Insomma, c’era una tregua nella preoccupazione dei trentini la quale, dopo la tragedia della stazione, si trasforma in angosciante incredulità dipinta sui visi di tutti i presenti nell’impressionante affluenza ai funerali, incredulità che diventa da angosciante a sconsolata nell’ascoltare in Duomo l’omelia del vescovo che parla di perdono. Dalle prime indagini risultava che un giovanotto biondo aveva alloggiato la valigia su quella reticella e che poi era sceso alla stazione del Brennero.
Di qui i sospetti di due donne che avevano avvertito la polizia ferroviaria di Bolzano. Non molto altro si saprà.

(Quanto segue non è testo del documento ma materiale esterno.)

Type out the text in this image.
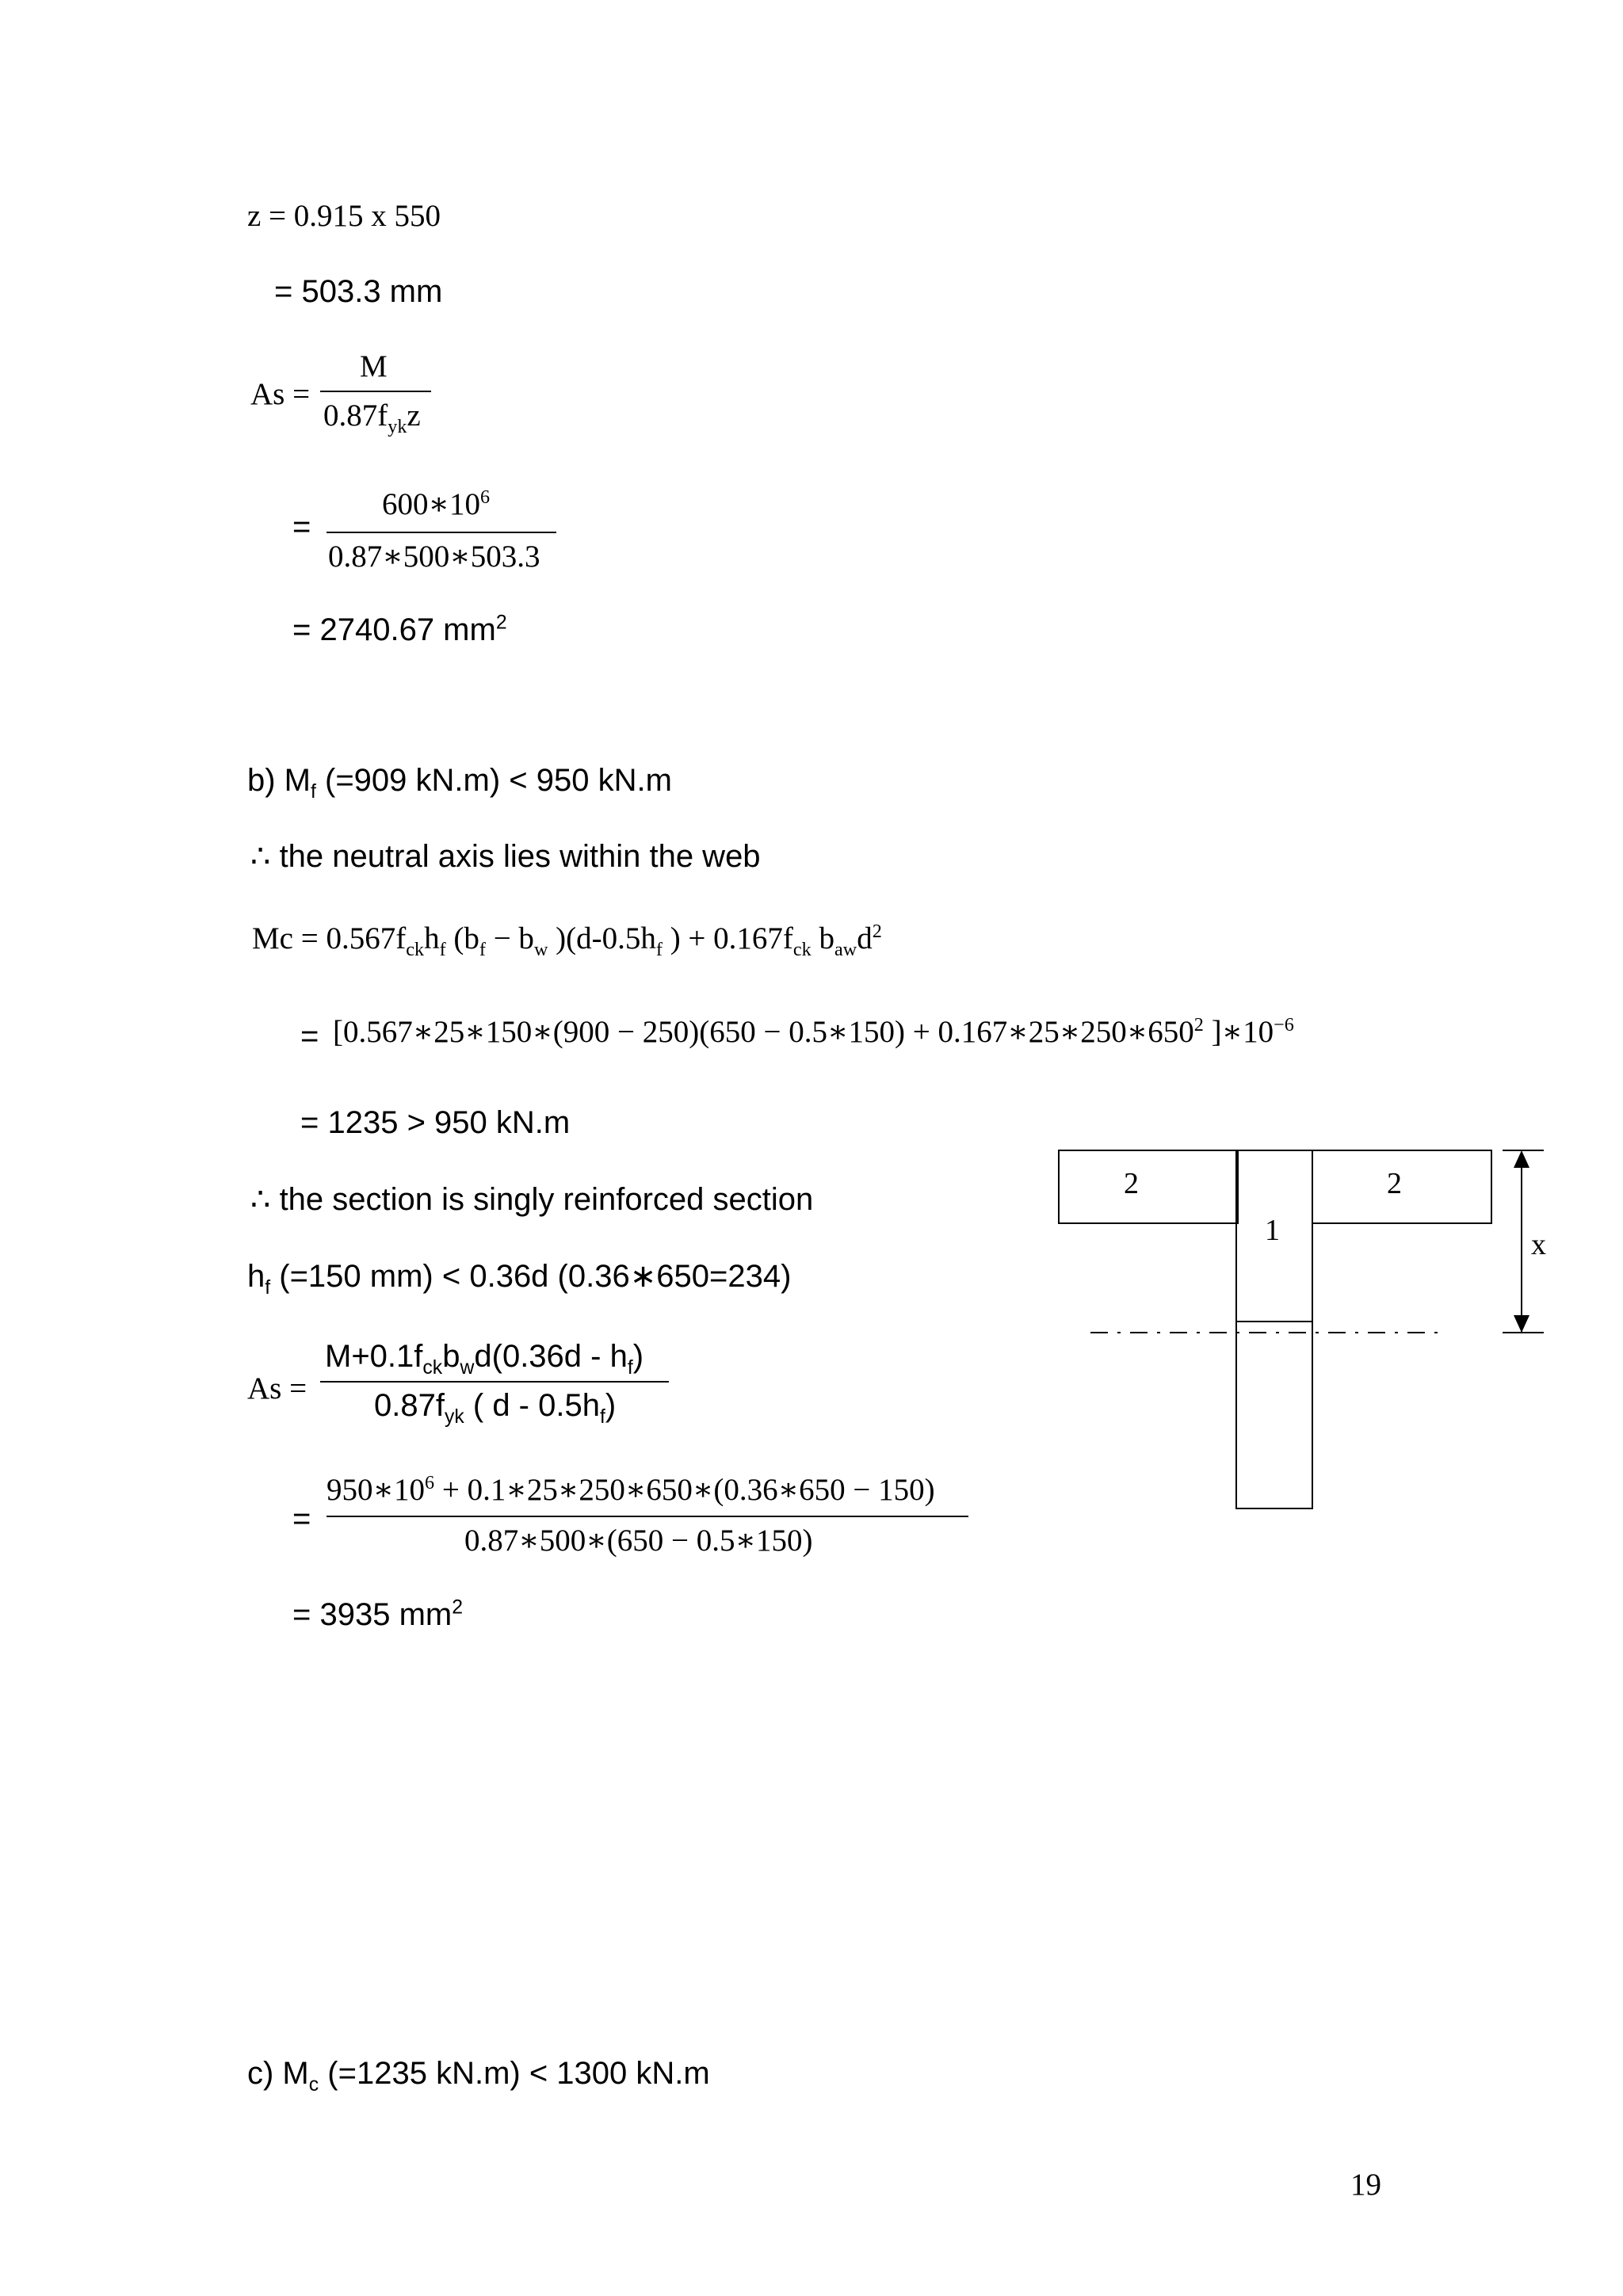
z = 0.915 x 550
= 503.3 mm
As =
M
$0.87f_{yk}z$
=
$600∗10^6$
0.87∗500∗503.3
= 2740.67 $mm^2$
b) $M_f$ (=909 kN.m) < 950 kN.m
∴ the neutral axis lies within the web
$Mc = 0.567f_{ck}h_f$ ($b_f - b_w$ )($d-0.5h_f$ ) + $0.167f_{ck}$ $b_{aw}d^2$
= [0.567∗25∗150∗(900 − 250)(650 − 0.5∗150) + $0.167∗25∗250∗650^2$ ]$∗10^{-6}$
= 1235 > 950 kN.m
∴ the section is singly reinforced section
$h_f$ (=150 mm) < 0.36d (0.36∗650=234)
As =
$M+0.1f_{ck}b_wd(0.36d - h_f)$
$0.87f_{yk}$ ( d - $0.5h_f$)
=
$950∗10^6$ + 0.1∗25∗250∗650∗(0.36∗650 − 150)
0.87∗500∗(650 − 0.5∗150)
= 3935 $mm^2$
c) $M_c$ (=1235 kN.m) < 1300 kN.m
19
2
1
2
x
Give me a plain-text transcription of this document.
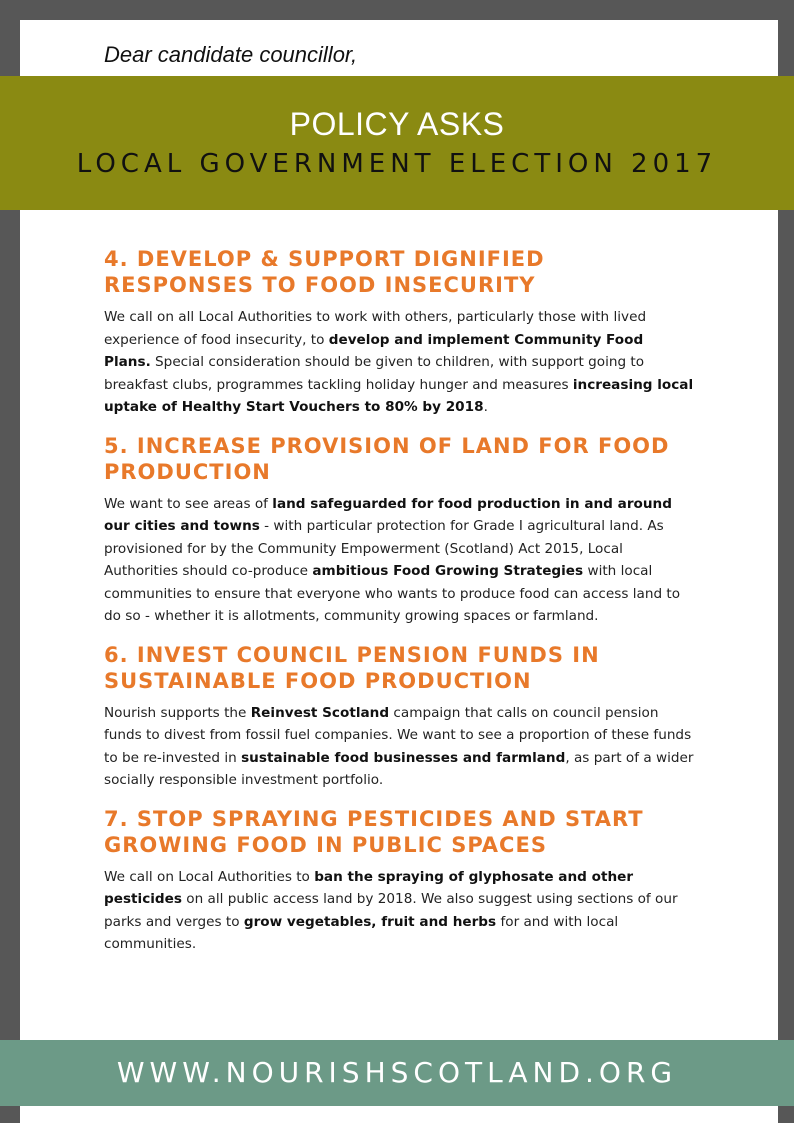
Dear candidate councillor,

POLICY ASKS
LOCAL GOVERNMENT ELECTION 2017
4. DEVELOP & SUPPORT DIGNIFIED RESPONSES TO FOOD INSECURITY

We call on all Local Authorities to work with others, particularly those with lived experience of food insecurity, to develop and implement Community Food Plans. Special consideration should be given to children, with support going to breakfast clubs, programmes tackling holiday hunger and measures increasing local uptake of Healthy Start Vouchers to 80% by 2018.

5. INCREASE PROVISION OF LAND FOR FOOD PRODUCTION

We want to see areas of land safeguarded for food production in and around our cities and towns - with particular protection for Grade I agricultural land. As provisioned for by the Community Empowerment (Scotland) Act 2015, Local Authorities should co-produce ambitious Food Growing Strategies with local communities to ensure that everyone who wants to produce food can access land to do so - whether it is allotments, community growing spaces or farmland.

6. INVEST COUNCIL PENSION FUNDS IN SUSTAINABLE FOOD PRODUCTION

Nourish supports the Reinvest Scotland campaign that calls on council pension funds to divest from fossil fuel companies. We want to see a proportion of these funds to be re-invested in sustainable food businesses and farmland, as part of a wider socially responsible investment portfolio.

7. STOP SPRAYING PESTICIDES AND START GROWING FOOD IN PUBLIC SPACES

We call on Local Authorities to ban the spraying of glyphosate and other pesticides on all public access land by 2018. We also suggest using sections of our parks and verges to grow vegetables, fruit and herbs for and with local communities.

WWW.NOURISHSCOTLAND.ORG
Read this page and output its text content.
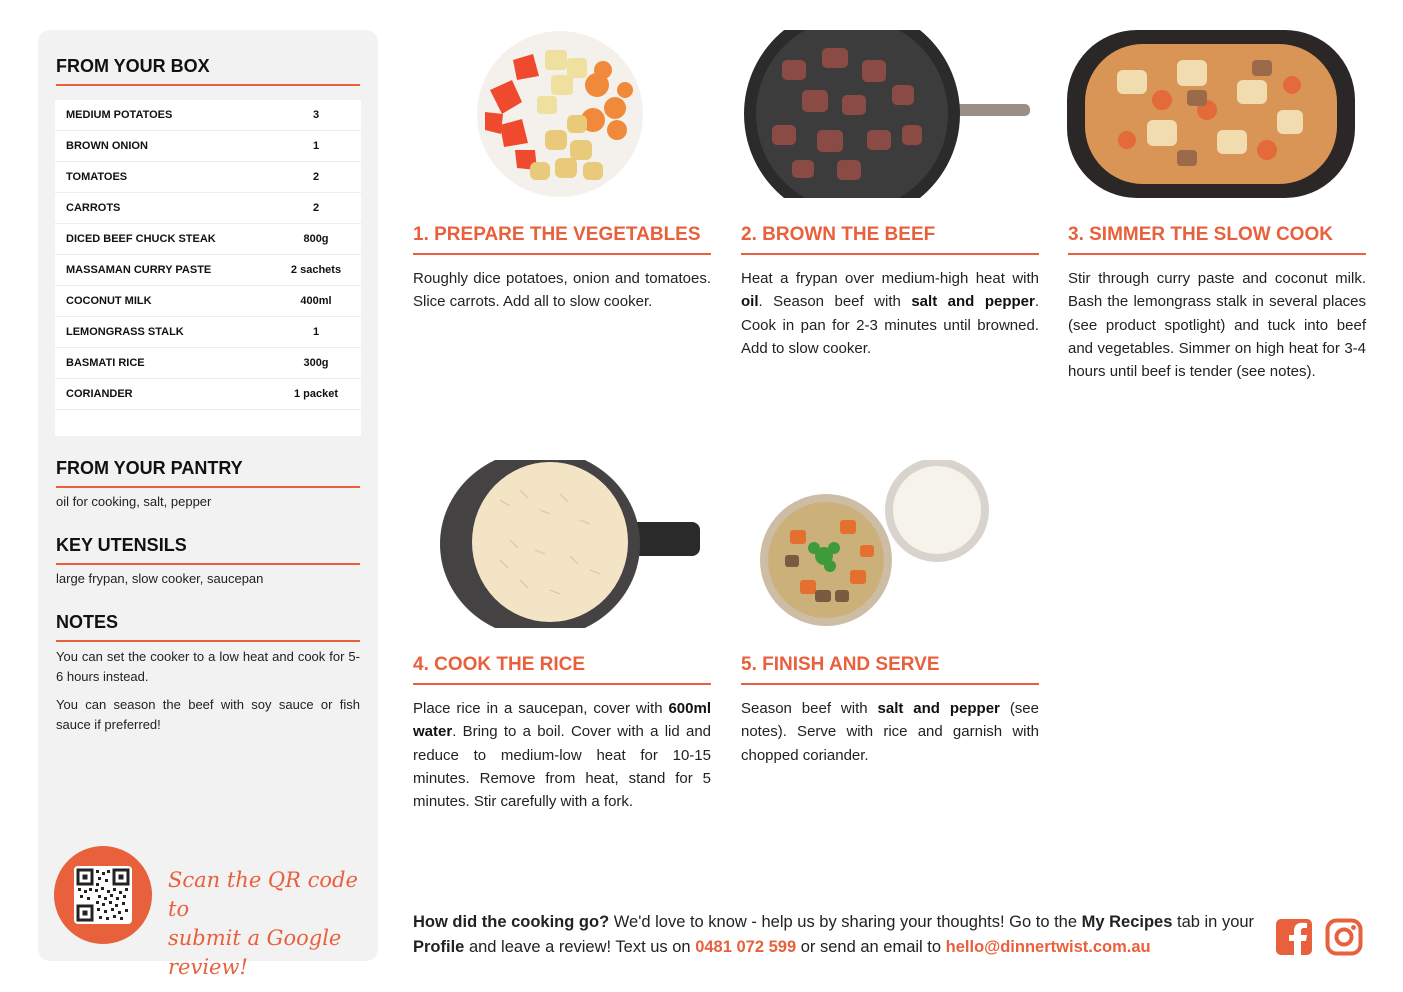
FROM YOUR BOX
MEDIUM POTATOES	3
BROWN ONION	1
TOMATOES	2
CARROTS	2
DICED BEEF CHUCK STEAK	800g
MASSAMAN CURRY PASTE	2 sachets
COCONUT MILK	400ml
LEMONGRASS STALK	1
BASMATI RICE	300g
CORIANDER	1 packet
FROM YOUR PANTRY
oil for cooking, salt, pepper
KEY UTENSILS
large frypan, slow cooker, saucepan
NOTES

You can set the cooker to a low heat and cook for 5-6 hours instead.

You can season the beef with soy sauce or fish sauce if preferred!

Scan the QR code to
submit a Google review!
1. PREPARE THE VEGETABLES
Roughly dice potatoes, onion and tomatoes. Slice carrots. Add all to slow cooker.
2. BROWN THE BEEF
Heat a frypan over medium-high heat with oil. Season beef with salt and pepper. Cook in pan for 2-3 minutes until browned. Add to slow cooker.
3. SIMMER THE SLOW COOK
Stir through curry paste and coconut milk. Bash the lemongrass stalk in several places (see product spotlight) and tuck into beef and vegetables. Simmer on high heat for 3-4 hours until beef is tender (see notes).
4. COOK THE RICE
Place rice in a saucepan, cover with 600ml water. Bring to a boil. Cover with a lid and reduce to medium-low heat for 10-15 minutes. Remove from heat, stand for 5 minutes. Stir carefully with a fork.
5. FINISH AND SERVE
Season beef with salt and pepper (see notes). Serve with rice and garnish with chopped coriander.
How did the cooking go? We'd love to know - help us by sharing your thoughts! Go to the My Recipes tab in your Profile and leave a review! Text us on 0481 072 599 or send an email to hello@dinnertwist.com.au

Di definitivo, poi, e quindi di condanne, assolutamente nulla. Sarà opera di ignoti. Ci si rende conto che le indagini procederanno a singhiozzo: aperte e chiuse, aperte e chiuse. A distanza di trent’anni da quel tragico 30 settembre, in una quinta ripresa delle indagini sulla base di documentazione prima non considerata – ma anche questa volta tutto è avvolto nel condizionale – la bomba che strazia Foti e Martini non parla tedesco ma italiano, un italiano in codice, linguaggio da servizi segreti. Non sarebbe che una delle prime tappe della strategia della tensione ordita da schegge impazzite delle istituzioni democratiche che hanno estrema libertà di movimento con le cui ‘imprese” si vuole tenere gli italiani con il fiato sospeso, inducendoli cosi a propendere per governanti di destra che usino il pugno di ferro. In altre parole, si tenta di fertilizzare il terreno per avventure. Grazieaddio l’obiettivo non viene raggiunto. Dopo la tragedia di Trento saranno molte altre le tappe di questa tensione che suggerisce, come obiettivo in subordine, l’esistenza di ‘opposti estremismi”. Ci sarà piazza Fontana con tante vittime, ci sarà Brescia e ci saranno bombe anche a Trento, inizio ’71, che non fanno vittime soltanto per puro caso e per le quali molti anni dopo vi sarà l’assoluzione piena per (quasi) tutti. Rimane la sconsolata certezza che Foti e Martini sono stati uccisi da ignoti.